Reaching 77% coverage means that more than three-quarters of all children diagnosed with HIV are now on treatment. For context, this is a significant jump from previous years, where coverage often lagged far behind adult treatment rates. The improvement suggests that global health initiatives targeting children are finally gaining critical momentum and overcoming long-standing barriers to care.
This progress is not just a statistic; it translates directly into thousands of children living longer, healthier lives. Antiretroviral therapy suppresses the virus, allowing a child's immune system to recover and preventing the progression to AIDS. In practical terms, achieving this level of coverage reduces childhood mortality and enables those living with HIV to thrive into adolescence and adulthood.
The increase to 77% likely results from a combination of factors, including improved diagnostic services for infants, better drug formulations for children, and stronger supply chains for paediatric medicines. Programs focusing on preventing mother-to-child transmission have also created a pipeline for identifying and enrolling HIV-positive children into care early. However, correlation does not imply causation, and the report does not specify which interventions drove the gains.
Despite the positive trend, the remaining 23% gap represents a persistent and urgent challenge. An estimated several hundred thousand children with HIV are still not receiving treatment, primarily in sub-Saharan Africa and other high-burden regions. These children face a high risk of severe illness and death, underscoring that the fight is far from over even as a major milestone is reached.
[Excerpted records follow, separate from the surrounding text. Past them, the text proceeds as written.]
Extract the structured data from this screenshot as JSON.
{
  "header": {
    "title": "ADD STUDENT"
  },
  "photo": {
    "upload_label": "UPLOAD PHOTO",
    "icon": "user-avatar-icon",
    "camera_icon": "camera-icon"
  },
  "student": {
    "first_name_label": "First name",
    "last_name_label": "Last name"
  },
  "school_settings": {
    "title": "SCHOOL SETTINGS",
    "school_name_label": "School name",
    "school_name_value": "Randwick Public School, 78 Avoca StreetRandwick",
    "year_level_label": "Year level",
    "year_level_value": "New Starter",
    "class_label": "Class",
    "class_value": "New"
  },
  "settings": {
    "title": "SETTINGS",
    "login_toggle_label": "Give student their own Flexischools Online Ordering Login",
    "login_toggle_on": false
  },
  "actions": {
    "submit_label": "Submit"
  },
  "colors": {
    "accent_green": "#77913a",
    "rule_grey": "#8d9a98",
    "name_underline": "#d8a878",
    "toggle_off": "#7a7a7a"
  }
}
In practice, this level of coverage requires a massive, sustained logistical effort. It involves training healthcare workers to manage paediatric cases, ensuring a consistent supply of child-friendly drug formulations, and supporting families to adhere to complex treatment regimens. The 77% figure indicates that health systems in many affected countries are building this essential capacity.
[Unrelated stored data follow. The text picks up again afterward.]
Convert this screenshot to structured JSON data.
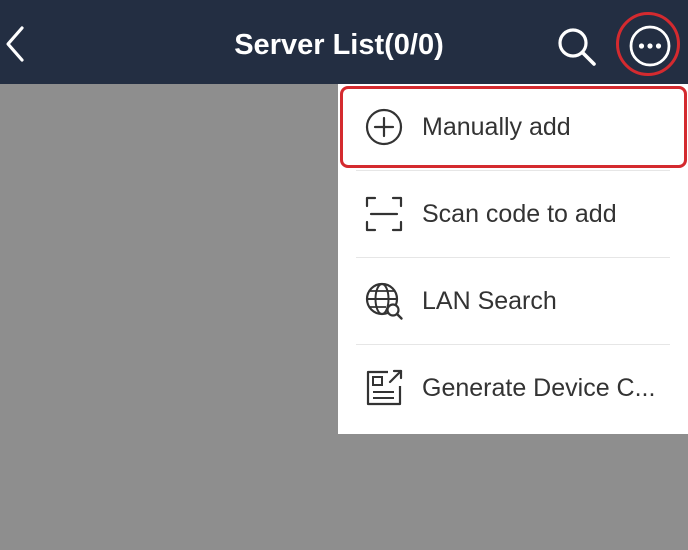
{
  "header": {
    "title": "Server List(0/0)",
    "back_icon": "chevron-left-icon",
    "search_icon": "search-icon",
    "more_icon": "more-horizontal-icon"
  },
  "menu": {
    "items": [
      {
        "label": "Manually add",
        "icon": "plus-circle-icon"
      },
      {
        "label": "Scan code to add",
        "icon": "scan-icon"
      },
      {
        "label": "LAN Search",
        "icon": "globe-search-icon"
      },
      {
        "label": "Generate Device C...",
        "icon": "device-code-icon"
      }
    ]
  },
  "colors": {
    "header_bg": "#232e42",
    "overlay_bg": "#8e8e8e",
    "highlight": "#d42a2f",
    "menu_text": "#333333"
  }
}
Looking ahead, the trajectory suggests that the 90-90-90 treatment targets for children—where 90% of those with HIV know their status, 90% of those diagnosed are on treatment, and 90% of those on treatment are virally suppressed—are now within closer reach. The next major data release on global HIV targets will show whether this growth rate can be maintained to close the final coverage gap.
The critical watchpoint is whether this rate of increase can be sustained through 2026 and beyond. Future reports will need to monitor if progress plateaus as programs reach the hardest-to-access children in remote areas or marginalized communities. The next global AIDS update, expected later in 2026, will provide the definitive analysis on whether the world is on track to end paediatric AIDS.